Benefits of segmenting your user base
Not all your users are the same. Aside from the obvious differentiators such as how often they log into your product, what pricing plan they’re on, and what timezone they’re located in, there are a lot of other considerations that should change how you communicate with this non-homogenous group. The job one customer has hired your product for can contrast greatly with how a customer in the same industry, that came in from the same lead source, located in the same city might be using your product. So why would you send these very different users the same tutorial on a feature one is already using daily, invite them to a meetup in a city neither of them lives in, etc.? It is rare that a message will be relevant to every one of your users. Before you push a message out to your entire user base, challenge yourself to group those users into more refined segments. User segmentation benefits not only your customers but also Product Management, Acquisition, and Support teams.
Analyze underlying trends
User segmentation allows Customer Success teams to uncover underlying trends across a large number of customers and users. A starting point for axes to segment users on: when and how you acquired them (useful for cohort analysis), which product(s) they purchased, what kind of paid plan they’re on, which product features they’ve used and when, how engaged they are with Sales/ Support/ Customer Success. All this information will be crucial when you’re trying to define what the commonalities are among your most success customers. Determining what key metrics lead to engaged, happy (and hopefully high paying) customers is arguably the most important project the Customer Success team can take on. The impact of distilling these key actions is widespread- starting with optimizing your marketing sites, filtering down through how the Sales team pitches your products, and influencing how you onboard users and share best practices. You can also expand your research to look for possible correlations between users who gave you a low NPS score and the pricing plan they’re on, if certain salespeople see higher churn rates, and if users are more likely to downgrade their plan if they rarely log in.

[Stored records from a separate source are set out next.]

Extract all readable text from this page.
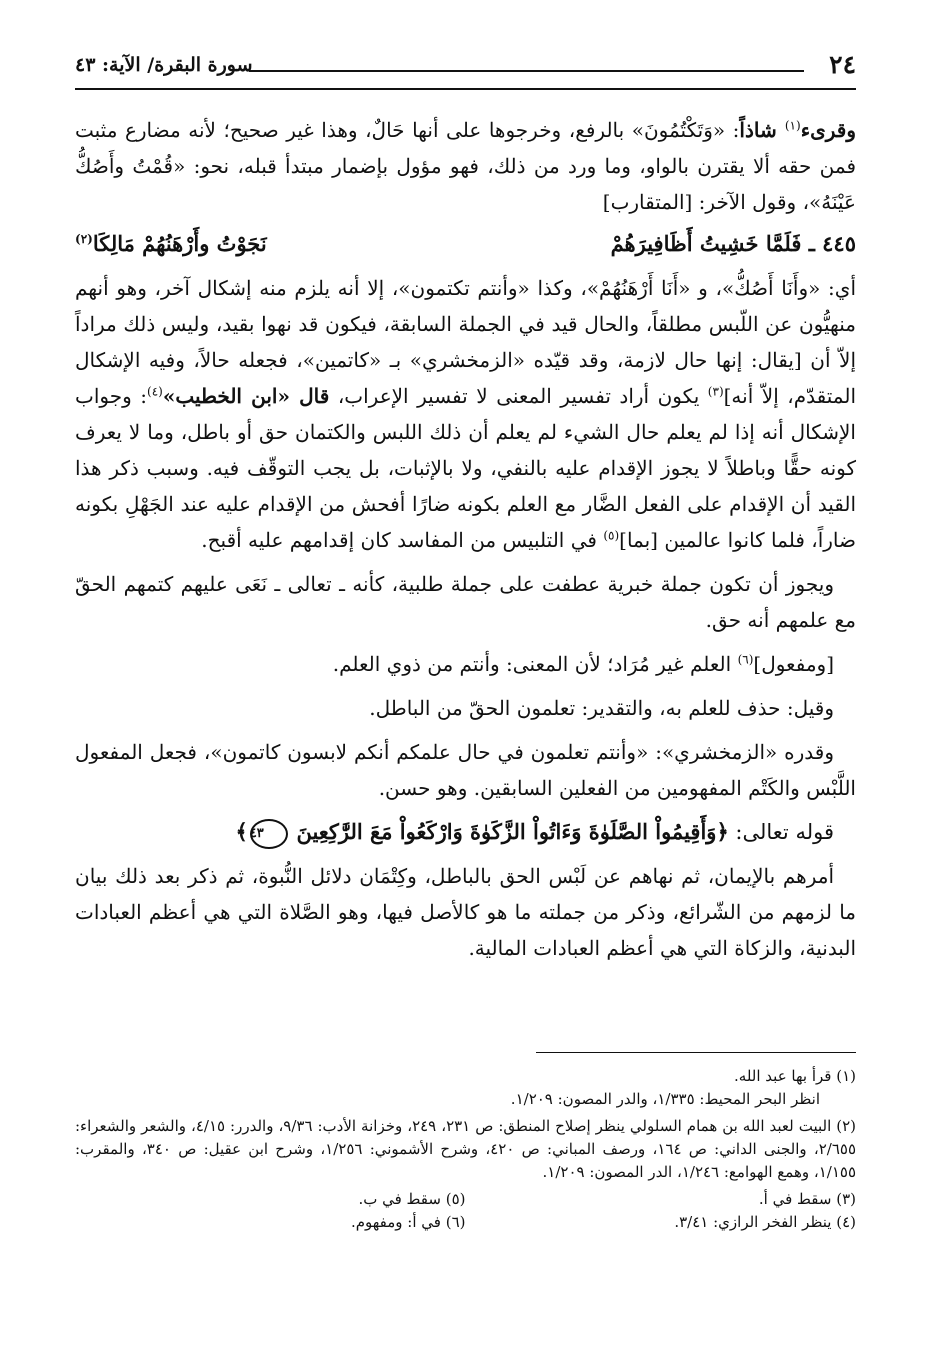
٢٤
سورة البقرة/ الآية: ٤٣

وقرىء$^{(١)}$ شاذاً: «وَتَكْتُمُونَ» بالرفع، وخرجوها على أنها حَالٌ، وهذا غير صحيح؛ لأنه مضارع مثبت فمن حقه ألا يقترن بالواو، وما ورد من ذلك، فهو مؤول بإضمار مبتدأ قبله، نحو: «قُمْتُ وأَصُكُّ عَيْنَهُ»، وقول الآخر: [المتقارب]

٤٤٥ ـ فَلَمَّا خَشِيتُ أَظَافِيرَهُمْ
نَجَوْتُ وأَرْهَنُهُمْ مَالِكَا$^{(٢)}$

أي: «وأَنَا أَصُكُّ»، و «أَنَا أَرْهَنُهُمْ»، وكذا «وأنتم تكتمون»، إلا أنه يلزم منه إشكال آخر، وهو أنهم منهيُّون عن اللّبس مطلقاً، والحال قيد في الجملة السابقة، فيكون قد نهوا بقيد، وليس ذلك مراداً إلاّ أن [يقال: إنها حال لازمة، وقد قيّده «الزمخشري» بـ «كاتمين»، فجعله حالاً، وفيه الإشكال المتقدّم، إلاّ أنه]$^{(٣)}$ يكون أراد تفسير المعنى لا تفسير الإعراب، قال «ابن الخطيب»$^{(٤)}$: وجواب الإشكال أنه إذا لم يعلم حال الشيء لم يعلم أن ذلك اللبس والكتمان حق أو باطل، وما لا يعرف كونه حقًّا وباطلاً لا يجوز الإقدام عليه بالنفي، ولا بالإثبات، بل يجب التوقّف فيه. وسبب ذكر هذا القيد أن الإقدام على الفعل الضَّار مع العلم بكونه ضارًا أفحش من الإقدام عليه عند الجَهْلِ بكونه ضاراً، فلما كانوا عالمين [بما]$^{(٥)}$ في التلبيس من المفاسد كان إقدامهم عليه أقبح.

ويجوز أن تكون جملة خبرية عطفت على جملة طلبية، كأنه ـ تعالى ـ نَعَى عليهم كتمهم الحقّ مع علمهم أنه حق.

[ومفعول]$^{(٦)}$ العلم غير مُرَاد؛ لأن المعنى: وأنتم من ذوي العلم.

وقيل: حذف للعلم به، والتقدير: تعلمون الحقّ من الباطل.

وقدره «الزمخشري»: «وأنتم تعلمون في حال علمكم أنكم لابسون كاتمون»، فجعل المفعول اللَّبْس والكَتْم المفهومين من الفعلين السابقين. وهو حسن.

قوله تعالى: ﴿وَأَقِيمُواْ الصَّلَوٰةَ وَءَاتُواْ الزَّكَوٰةَ وَارْكَعُواْ مَعَ الرَّٰكِعِينَ ٤٣﴾

أمرهم بالإيمان، ثم نهاهم عن لَبْس الحق بالباطل، وكِتْمَان دلائل النُّبوة، ثم ذكر بعد ذلك بيان ما لزمهم من الشّرائع، وذكر من جملته ما هو كالأصل فيها، وهو الصَّلاة التي هي أعظم العبادات البدنية، والزكاة التي هي أعظم العبادات المالية.

(١) قرأ بها عبد الله.

انظر البحر المحيط: ١/٣٣٥، والدر المصون: ١/٢٠٩.

(٢) البيت لعبد الله بن همام السلولي ينظر إصلاح المنطق: ص ٢٣١، ٢٤٩، وخزانة الأدب: ٩/٣٦، والدرر: ٤/١٥، والشعر والشعراء: ٢/٦٥٥، والجنى الداني: ص ١٦٤، ورصف المباني: ص ٤٢٠، وشرح الأشموني: ١/٢٥٦، وشرح ابن عقيل: ص ٣٤٠، والمقرب: ١/١٥٥، وهمع الهوامع: ١/٢٤٦، الدر المصون: ١/٢٠٩.

(٣) سقط في أ.

(٤) ينظر الفخر الرازي: ٣/٤١.

(٥) سقط في ب.

(٦) في أ: ومفهوم.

Scale your Customer Success team’s impact
Diving your user base through user segmentation will also allow the Customer Success team to scale their efforts by automating some of their communication with customers- without needing to sacrifice authenticity. Once you’ve identified the key actions that increase the likelihood that a user will be successful with your product, you can automate parts of the signup and onboarding process to drive them towards taking those actions. It also lets the Customer Success team carve out phases of the customer journey when certain priorities reign supreme. Onboarding is one of these sacred periods when you want to avoid sending users messages that are not completely vital and could potentially distract from their long term success. Feedback the Customer Success team passes on to the Product team can now include a more defined scale of impact and context and rely less on anecdotal evidence. What type of customers are asking for a feature, and what current or future revenue opportunity do they present for your company? Does the data suggest that our ideal customer profile different than what we originally thought? Finally, by focusing on data like the concrete actions a user has taken versus pre-defined ‘markets’ or ‘customers’, you can more effectively execute marketing, build better products and launch more powerful promotions (source).
Final tips
- Don’t be creepy. It’s possible to make your users uncomfortable by recklessly exposing how much data you’re collecting about them. Having access to your customer’s information is a privilege, not a right. Don’t abuse it and your users will be less apprehensive to give it to you in the future.

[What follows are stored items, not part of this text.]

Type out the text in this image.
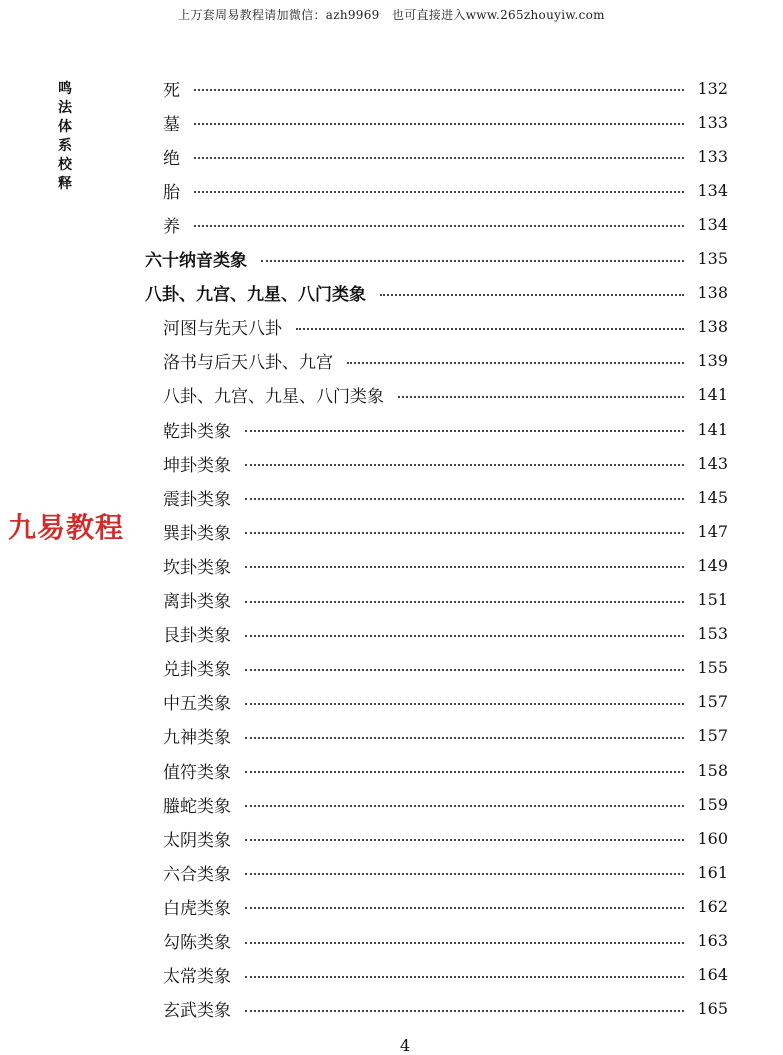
上万套周易教程请加微信：azh9969　也可直接进入www.265zhouyiw.com
鸣
法
体
系
校
释
九易教程
死	132
墓	133
绝	133
胎	134
养	134
六十纳音类象	135
八卦、九宫、九星、八门类象	138
河图与先天八卦	138
洛书与后天八卦、九宫	139
八卦、九宫、九星、八门类象	141
乾卦类象	141
坤卦类象	143
震卦类象	145
巽卦类象	147
坎卦类象	149
离卦类象	151
艮卦类象	153
兑卦类象	155
中五类象	157
九神类象	157
值符类象	158
螣蛇类象	159
太阴类象	160
六合类象	161
白虎类象	162
勾陈类象	163
太常类象	164
玄武类象	165
4
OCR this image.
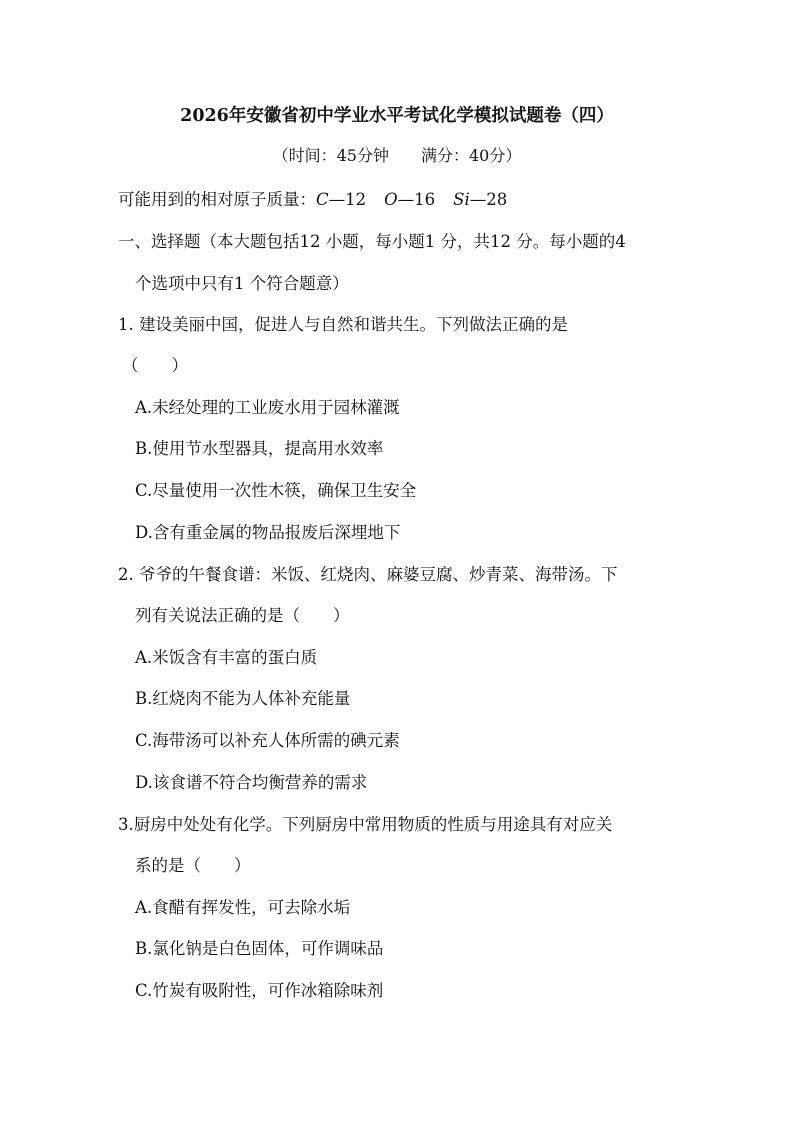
2026年安徽省初中学业水平考试化学模拟试题卷（四）
（时间：45分钟　　满分：40分）
可能用到的相对原子质量：C—12 O—16 Si—28
一、选择题（本大题包括12 小题，每小题1 分，共12 分。每小题的4
个选项中只有1 个符合题意）
1. 建设美丽中国，促进人与自然和谐共生。下列做法正确的是
（　　）
A.未经处理的工业废水用于园林灌溉
B.使用节水型器具，提高用水效率
C.尽量使用一次性木筷，确保卫生安全
D.含有重金属的物品报废后深埋地下
2. 爷爷的午餐食谱：米饭、红烧肉、麻婆豆腐、炒青菜、海带汤。下
列有关说法正确的是（　　）
A.米饭含有丰富的蛋白质
B.红烧肉不能为人体补充能量
C.海带汤可以补充人体所需的碘元素
D.该食谱不符合均衡营养的需求
3.厨房中处处有化学。下列厨房中常用物质的性质与用途具有对应关
系的是（　　）
A.食醋有挥发性，可去除水垢
B.氯化钠是白色固体，可作调味品
C.竹炭有吸附性，可作冰箱除味剂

- Consider mapping users up to “companies” or some kind of parent account when appropriate. This will help you avoid spamming a whole company with a message that is really only relevant to certain types of users within the company. For instance, if you’re asking Admin users to enable SPF and DKIM, you should set up your messages to no longer send to future admins once these settings have been enabled.
- User segmentation is not a fix for thoughtless copy/ content. Segmentation doesn’t automatically help you increase the relevance of your message for those users- instead, it helps you decrease irrelevance for your other customers as well as provide a chance to send highly relevant messages to the people receiving your message.
- Although segmenting is really useful, you’re unlikely to find much return on establishing segments if each group has <5 customers. In that instance, unless you have 10+ segments, you are probably just as well off sending 1–1 personal outreaches.
An underlying assumption behind this post is that you have already collected this data about your users. If you haven’t, start doing so ASAP. However, don’t make gathering this information a burden on a new user signing up for your product. Few things are as off-putting as being asked for your hopes and dreams, mother’s maiden name, and eye color when you don’t know how a company plans to use this data and how it will benefit you, the user. You can gradually ask your users for this information and/or automatically detect this information with products like Intercom that can determine a user’s location based on their IP address, the last time they were on your site, etc.